Instalación · reparación · sustitución
Soluciones de cierre adaptadas a la puerta, al uso y al nivel de seguridad que necesitas. Evaluamos el conjunto antes de recomendar una pieza y explicamos las opciones para que puedas decidir con criterio.
Una cerradura no trabaja sola. La resistencia depende de su instalación, del cilindro, del escudo, de la puerta, del marco y de los puntos de anclaje. Por eso la recomendación empieza observando el sistema completo.
Reparación, sustitución e instalación de mecanismos de embutir, sobreponer y configuraciones multipunto cuando la puerta y el uso requieren varios anclajes.
Cambio de cilindros de perfil compatible, opciones con funciones de seguridad y revisión del saliente exterior, la leva, la medida y el escudo protector.
Refuerzo adicional para determinados tipos de puerta, con atención a la fijación, al recorrido, a la alineación y a la convivencia con el cierre principal.
Elección y sustitución de candados para trasteros, cierres, armarios o elementos auxiliares, considerando el arco, el cuerpo y el punto donde se instala.
Ajustes por desalineación, componentes desgastados, llaves que no accionan con suavidad, resbalones atascados y cierres que han perdido su recorrido normal.
Revisión de puertas de uso frecuente en viviendas, portales y comercios para localizar holguras, roces y síntomas antes de que aparezca un bloqueo.
Instalar una cerradura nueva no consiste únicamente en encontrar un modelo que quepa en el hueco existente.
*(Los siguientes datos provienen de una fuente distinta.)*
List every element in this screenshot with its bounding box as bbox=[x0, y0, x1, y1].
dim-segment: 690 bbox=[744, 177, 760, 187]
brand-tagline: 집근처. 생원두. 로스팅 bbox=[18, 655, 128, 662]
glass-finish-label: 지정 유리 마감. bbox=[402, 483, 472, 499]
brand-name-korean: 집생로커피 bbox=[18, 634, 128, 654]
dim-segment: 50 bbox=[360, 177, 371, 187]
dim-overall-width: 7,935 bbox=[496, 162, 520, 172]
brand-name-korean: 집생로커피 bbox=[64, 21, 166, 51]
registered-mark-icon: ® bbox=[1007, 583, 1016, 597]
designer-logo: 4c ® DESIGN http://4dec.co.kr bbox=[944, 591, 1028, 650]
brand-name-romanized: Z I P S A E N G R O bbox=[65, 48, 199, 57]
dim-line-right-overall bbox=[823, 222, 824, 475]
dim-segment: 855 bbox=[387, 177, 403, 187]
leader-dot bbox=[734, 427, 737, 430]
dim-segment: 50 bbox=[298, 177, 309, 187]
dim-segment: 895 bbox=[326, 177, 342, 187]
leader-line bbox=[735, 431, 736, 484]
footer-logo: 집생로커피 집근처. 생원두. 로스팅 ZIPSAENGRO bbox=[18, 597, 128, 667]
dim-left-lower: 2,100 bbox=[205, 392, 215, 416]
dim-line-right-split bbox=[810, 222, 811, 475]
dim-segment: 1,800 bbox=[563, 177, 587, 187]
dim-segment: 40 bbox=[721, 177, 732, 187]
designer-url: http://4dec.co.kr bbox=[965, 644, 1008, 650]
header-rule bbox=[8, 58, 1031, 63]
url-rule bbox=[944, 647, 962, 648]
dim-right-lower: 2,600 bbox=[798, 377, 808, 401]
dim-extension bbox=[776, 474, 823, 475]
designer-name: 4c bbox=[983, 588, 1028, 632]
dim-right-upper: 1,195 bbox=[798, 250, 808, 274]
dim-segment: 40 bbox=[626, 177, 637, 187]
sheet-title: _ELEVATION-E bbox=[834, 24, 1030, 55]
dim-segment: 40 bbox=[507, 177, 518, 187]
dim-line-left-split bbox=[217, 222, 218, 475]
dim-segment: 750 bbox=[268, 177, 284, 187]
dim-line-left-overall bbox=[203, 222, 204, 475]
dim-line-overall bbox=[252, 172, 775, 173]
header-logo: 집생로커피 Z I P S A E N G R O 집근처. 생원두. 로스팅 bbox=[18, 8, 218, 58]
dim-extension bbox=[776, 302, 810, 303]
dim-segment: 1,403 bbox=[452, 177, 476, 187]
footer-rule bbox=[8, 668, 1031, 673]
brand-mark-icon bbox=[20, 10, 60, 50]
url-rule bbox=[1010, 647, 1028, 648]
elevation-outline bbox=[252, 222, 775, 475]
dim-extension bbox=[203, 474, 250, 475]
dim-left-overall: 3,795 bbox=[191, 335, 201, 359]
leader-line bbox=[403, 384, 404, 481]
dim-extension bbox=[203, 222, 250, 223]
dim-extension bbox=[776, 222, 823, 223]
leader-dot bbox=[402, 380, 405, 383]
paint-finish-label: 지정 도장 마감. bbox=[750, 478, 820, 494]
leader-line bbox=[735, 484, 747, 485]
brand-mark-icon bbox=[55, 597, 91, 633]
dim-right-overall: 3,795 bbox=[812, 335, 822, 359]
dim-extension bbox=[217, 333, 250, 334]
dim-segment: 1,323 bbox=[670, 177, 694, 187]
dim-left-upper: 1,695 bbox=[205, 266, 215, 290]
El espesor y material de la puerta, la caja del mecanismo, la posición del cerradero, el sentido de apertura, la distancia entre ejes, el tipo de cilindro y el estado del marco condicionan el resultado. Una pieza de buena calidad puede funcionar mal si queda forzada, si los bulones rozan o si el cerradero no recibe correctamente el pestillo.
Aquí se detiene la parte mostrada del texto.